В Восточном Дегунино наступила весна. Бурливые потоки грязненьких талых вод бегут по мостовым, чтобы найти свою погибель в зарешеченной пасти канализации. Белый панцирь растворяется, словно под действием формалина, обнажая собачий кал и жижистый субстрат земли, готовящейся в честь возвращения тепла чего-нибудь из себя родить. Ласковый свежий ветерок шевелит волосы на моей голове, за зиму так привыкшие к защитному колпаку шапки. Пахнет оживающей землёй, пахнет остатками снега, водой, грязью. Пахнет будущим.

Вот уже пять месяцев длится мой пост. Ни единой точки винта за пять месяцев ! Последние два месяца были как-то на удивление спокойны. Выболело, выгорело, устало тлеть внутри меня сраное вожделение. Правда, в феврале я как-то раз взял за компанию с Хомой и Феньком белого - так и то, как говорится, мимо денег. Чек оказался неслабо разбодяженым содой (спасибо, что хоть содой - одна моя знакомая чуть не двинула кони, вмазавшись заместо гера то ли извёсткой, то ли цементом), что ещё более дискредитировало в моих глазах этот наркотик миллионов. Но это дурацкий эпизод был непоказателен. Призраки прошлого почти перестали мучить меня, и я, вроде как, стал постепенно устаканиваться на пути трезвой жизни. Виват ! Chose life, chose future. И тут вдруг наступила весна.

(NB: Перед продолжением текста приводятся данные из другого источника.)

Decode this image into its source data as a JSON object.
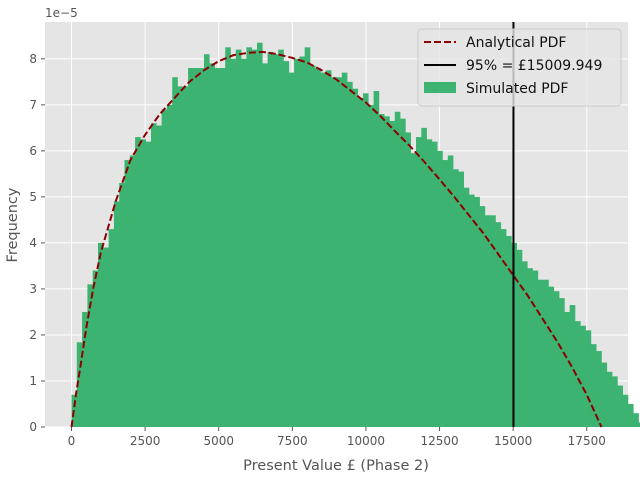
{
  "chart_data": {
    "type": "bar",
    "xlabel": "Present Value £ (Phase 2)",
    "ylabel": "Frequency",
    "y_offset_label": "1e−5",
    "y_scale": 1e-05,
    "xlim": [
      -900,
      18900
    ],
    "ylim": [
      0,
      8.8
    ],
    "x_ticks": [
      0,
      2500,
      5000,
      7500,
      10000,
      12500,
      15000,
      17500
    ],
    "y_ticks": [
      0,
      1,
      2,
      3,
      4,
      5,
      6,
      7,
      8
    ],
    "grid": true,
    "legend_position": "top-right",
    "bins": {
      "start": 0,
      "width": 180,
      "values": [
        0.7,
        1.84,
        2.5,
        3.1,
        3.4,
        4.0,
        3.9,
        4.3,
        4.9,
        5.3,
        5.8,
        5.9,
        6.3,
        6.25,
        6.2,
        6.6,
        6.55,
        6.9,
        7.0,
        7.6,
        7.4,
        7.4,
        7.8,
        7.8,
        7.8,
        8.1,
        7.9,
        7.8,
        7.8,
        8.25,
        8.0,
        8.2,
        8.0,
        8.25,
        8.2,
        8.35,
        7.9,
        8.15,
        8.1,
        8.2,
        7.95,
        7.7,
        8.0,
        8.05,
        8.25,
        7.85,
        7.8,
        7.7,
        7.75,
        7.6,
        7.6,
        7.7,
        7.5,
        7.35,
        7.15,
        7.25,
        7.0,
        7.3,
        6.8,
        6.75,
        6.65,
        6.85,
        6.7,
        6.4,
        5.95,
        6.3,
        6.5,
        6.25,
        6.2,
        6.0,
        5.8,
        5.9,
        5.6,
        5.55,
        5.2,
        5.05,
        5.0,
        4.8,
        4.6,
        4.6,
        4.45,
        4.3,
        4.15,
        4.0,
        3.85,
        3.6,
        3.45,
        3.4,
        3.2,
        3.2,
        3.05,
        2.95,
        2.8,
        2.5,
        2.65,
        2.3,
        2.2,
        2.1,
        1.8,
        1.65,
        1.4,
        1.2,
        1.1,
        0.9,
        0.7,
        0.5,
        0.3,
        0.1
      ]
    },
    "analytical_pdf": {
      "x": [
        0,
        150,
        300,
        500,
        750,
        1000,
        1500,
        2000,
        2500,
        3000,
        3500,
        4000,
        4500,
        5000,
        5500,
        6000,
        6500,
        7000,
        7500,
        8000,
        8500,
        9000,
        9500,
        10000,
        10500,
        11000,
        11500,
        12000,
        12500,
        13000,
        13500,
        14000,
        14500,
        15000,
        15500,
        16000,
        16500,
        17000,
        17500,
        18000
      ],
      "y": [
        0.0,
        0.7,
        1.3,
        2.15,
        3.05,
        3.8,
        4.9,
        5.8,
        6.35,
        6.8,
        7.15,
        7.5,
        7.75,
        7.95,
        8.08,
        8.13,
        8.15,
        8.1,
        8.02,
        7.92,
        7.75,
        7.55,
        7.3,
        7.05,
        6.75,
        6.42,
        6.1,
        5.75,
        5.38,
        5.0,
        4.6,
        4.2,
        3.75,
        3.3,
        2.85,
        2.35,
        1.85,
        1.3,
        0.7,
        0.0
      ]
    },
    "percentile_line": {
      "x": 15009.949
    },
    "colors": {
      "bars": "#3cb371",
      "analytical": "#8b0000",
      "percentile": "#000000",
      "background": "#e5e5e5",
      "grid": "#ffffff"
    },
    "series": [
      {
        "name": "Analytical PDF",
        "style": "dashed-line"
      },
      {
        "name": "95% = £15009.949",
        "style": "solid-line"
      },
      {
        "name": "Simulated PDF",
        "style": "patch"
      }
    ]
  }
}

Нас, как обычно, было трое. Хрестоматийная троица. Мы переминались с ноги на ногу на замусоренной лужайке во дворе моего дома, втиснутой между его стеной и забором детского сада. Размалёванная молодёжью бойлерная, прискорбно торчащие в небо костыли сломанных кочелей, многолетний хлам свалки возле гаражей. А вокруг просыпается жизнь. Задроченные кустики и деревца нового района большого города расправляют свои впалые плечи и готовятся опять жить. В шоколадного цвета лужах погибает снег... И со мною что-то сталося неладное. Мне захотелось винта так, как не хотелось никогда. Рождение этой новой весны пробудило во мне воспоминания о той, пресловутой прошлой весне, которая ввергла меня в объятья самодельного, непростого и несладкого счастья. Через неделю мой день рожденья. Прямо передо мной стоит варщик. Я БОЛЬШЕ НЕ МОГУ - ЭТО СИЛЬНЕЕ МЕНЯ... Но я молчу. Я стиснул зубы и молчу. Да только мои друзья тоже не дураки - всё поняли без слов.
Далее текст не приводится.